Emmanuelle Lacosse, chargée de la programmation de Hors-Format, l’annonçait en guise de présentation : l’invitation de Federico Rossin, cette année, ne doit rien au hasard. Chaque année, l’événement s’enrichit d’un film qu’il a programmé aux Etats généraux du documentaire à Lussas où il officie, entre autres prestigieux festivals internationaux, depuis sept ans. Retour d’ascenseur dont aura largement profité le public présent à un atelier qui faisait la part belle à l’image – avec pas moins de 8 films projetés dans leur intégralité –, une tentative singulière d’histoire du cinéma expérimental, que prolongeaient un programme inédit intitulé « Dérive dans l’espace » et une rencontre fermant le cercle de la transmission par un échange autour des films de cette édition.

Petite biographie et hors piste

Ceux qui ont eu la chance de le voir et de l’écouter n’en douteront pas : Federico Rossin est italien, qui s’exprime dans un français virevoltant au rythme de ses mains. Son père, architecte-designer, l’emmène avec lui au cinéma voir des films qui ne sont pas destinés à l’enfant qu’il est et qui s’endort immanquablement le temps de la séance. L’inconscient œuvre en sourdine sans doute, tandis que les films vus très régulièrement à la maison forment l’appétit et le goût du cinéphile et du chercheur qu’il deviendra. Après des études de littérature, d’histoire de l’art et de philosophie, il laisse en plan le carcan universitaire pour chercher ailleurs le lieu de son épanouissement.

« Je ne voulais surtout pas devenir un spécialiste, n’avoir plus qu’un objet de recherche et de désir. J’ai toujours aimé butiner. »

Dans une banlieue de Milan, Federico crée une sorte de ciné-club et s’essaie à la programmation. Trois ans d’ouverture et de liberté durant lesquelles il partage pour la première fois sa vidéothèque intime. À Trieste ensuite, en 2007, il crée un festival avec deux amis : Nodo Doc Fest, une semaine de programmations rétrospectives, contemporaines et monographiques.

« C’était une utopie, une histoire d’amitié et de désir partagé. Tout le monde contribuait à sa manière à ce que le projet existe. Nous avons connu un certain succès sur deux ou trois éditions, c’était vraiment magnifique ! Mais nous perdions de l’argent et les autorités ne nous aimaient pas beaucoup… »

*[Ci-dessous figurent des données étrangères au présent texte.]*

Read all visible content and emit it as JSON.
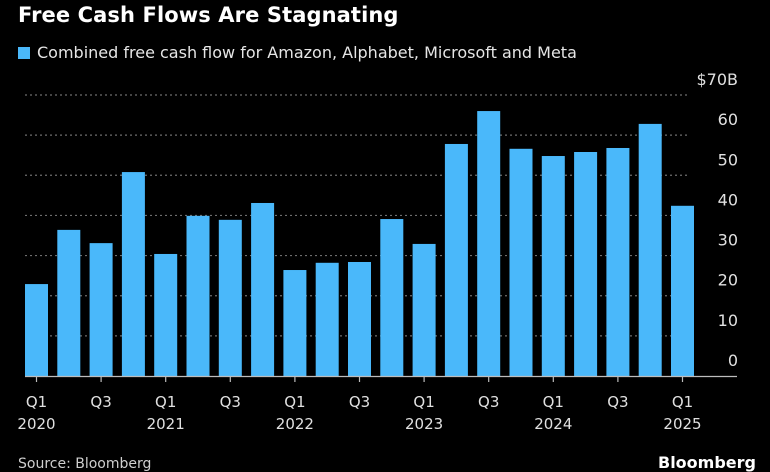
{
  "header": {
    "title": "Free Cash Flows Are Stagnating"
  },
  "legend": {
    "label": "Combined free cash flow for Amazon, Alphabet, Microsoft and Meta",
    "color": "#4ab8fa"
  },
  "footer": {
    "source": "Source: Bloomberg",
    "brand": "Bloomberg"
  },
  "colors": {
    "bar": "#4ab8fa",
    "background": "#000000",
    "grid": "#6e6e6e",
    "axis": "#bdbdbd"
  },
  "chart_data": {
    "type": "bar",
    "title": "Free Cash Flows Are Stagnating",
    "xlabel": "",
    "ylabel": "",
    "unit_label": "$70B",
    "ylim": [
      0,
      70
    ],
    "yticks": [
      0,
      10,
      20,
      30,
      40,
      50,
      60,
      70
    ],
    "ytick_labels": [
      "0",
      "10",
      "20",
      "30",
      "40",
      "50",
      "60",
      "$70B"
    ],
    "y_axis_side": "right",
    "grid": true,
    "legend_position": "top-left",
    "categories": [
      "Q1 2020",
      "Q2 2020",
      "Q3 2020",
      "Q4 2020",
      "Q1 2021",
      "Q2 2021",
      "Q3 2021",
      "Q4 2021",
      "Q1 2022",
      "Q2 2022",
      "Q3 2022",
      "Q4 2022",
      "Q1 2023",
      "Q2 2023",
      "Q3 2023",
      "Q4 2023",
      "Q1 2024",
      "Q2 2024",
      "Q3 2024",
      "Q4 2024",
      "Q1 2025"
    ],
    "series": [
      {
        "name": "Combined free cash flow for Amazon, Alphabet, Microsoft and Meta",
        "values": [
          22.9,
          36.4,
          33.1,
          50.8,
          30.4,
          39.9,
          38.9,
          43.1,
          26.4,
          28.2,
          28.4,
          39.1,
          32.9,
          57.8,
          66.0,
          56.6,
          54.8,
          55.8,
          56.8,
          62.8,
          42.4
        ]
      }
    ],
    "xtick_labels": [
      {
        "index": 0,
        "line1": "Q1",
        "line2": "2020"
      },
      {
        "index": 2,
        "line1": "Q3",
        "line2": ""
      },
      {
        "index": 4,
        "line1": "Q1",
        "line2": "2021"
      },
      {
        "index": 6,
        "line1": "Q3",
        "line2": ""
      },
      {
        "index": 8,
        "line1": "Q1",
        "line2": "2022"
      },
      {
        "index": 10,
        "line1": "Q3",
        "line2": ""
      },
      {
        "index": 12,
        "line1": "Q1",
        "line2": "2023"
      },
      {
        "index": 14,
        "line1": "Q3",
        "line2": ""
      },
      {
        "index": 16,
        "line1": "Q1",
        "line2": "2024"
      },
      {
        "index": 18,
        "line1": "Q3",
        "line2": ""
      },
      {
        "index": 20,
        "line1": "Q1",
        "line2": "2025"
      }
    ]
  }
}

La fin d’une utopie n’est pas la fin de l’utopie. Federico est d’un naturel confiant et son enthousiasme ne vacille pas, qu’il s’agisse de projets personnels ou d’autres qui le regardent d’un peu plus loin : un séminaire à la ferme en Italie monté par deux amis devenus cultivateurs et issus du monde du cinéma ; la poursuite de Doc’s Kingdom, séminaire international autour du film documentaire initié en l’an 2000 et déplacé du Portugal aux Azores en 2013, faute de subventions et grâce à la force d’un collectif déterminé à poursuivre une aventure intellectuelle et humaine à la réussite de laquelle Federico a contribué.

« Rien n’est impossible, tout dépend des énergies qui sont mises en jeu et de ce que l’on veut. Doc’s Kingdom a manqué de disparaître, on a cherché une solution, trouvé ce nouveau lieu au milieu de l’Atlantique où cent personnes sont venues des quatre coins du monde pour assister à la dernière édition : c’était extraordinaire. J’aime ce genre de choses. D’ailleurs, Hors-Format comme les Rencontres documentaires de Mellionnec me rappellent tout ça, des gens qui s’engagent, décident de partager, font de l’artisanat avec sérieux et humilité. Ça me touche beaucoup. »

By Night With Torch and Spear (1942) de Joseph Cornell et Piramidas de Ivan Ladislav Galeta (1972-1984) : deux photogrammes extraits du programme de trois films : « Dérive dans l’espace » . Le titre de cette dernière édition étant « Retour vers le futur », Federico Rossin a dit avoir pris la commande « au pied de la lettre ». Ainsi, ni vous ni nous ne sommes sujets à une hallucination : ces photogrammes sont publiés dans le bon sens, celui d’un renversement des perspectives, d’un jeu avec le point de vue, l’espace et le temps que chacun des trois courts-métrages déploie séparément et ensemble.

Préférence documentaire et variations expérimentales

Lassé par les films de fiction qui répondent souvent aux mêmes schémas narratifs, y compris quand ils cherchent à bousculer cette narration, fatigué de la critique de cinéma et de la littérature dite savante qui « cherchent à tirer des leçons d’histoire et à mettre en lumière les invariants », Federico Rossin se détourne de ces pratiques pour butiner en territoire documentaire et devenir le passeur de cet « autre cinéma », alors qu’en Italie, les salles lui sont obstinément fermées. Pour ce qui est de la critique, c’est une autre forme de révolution…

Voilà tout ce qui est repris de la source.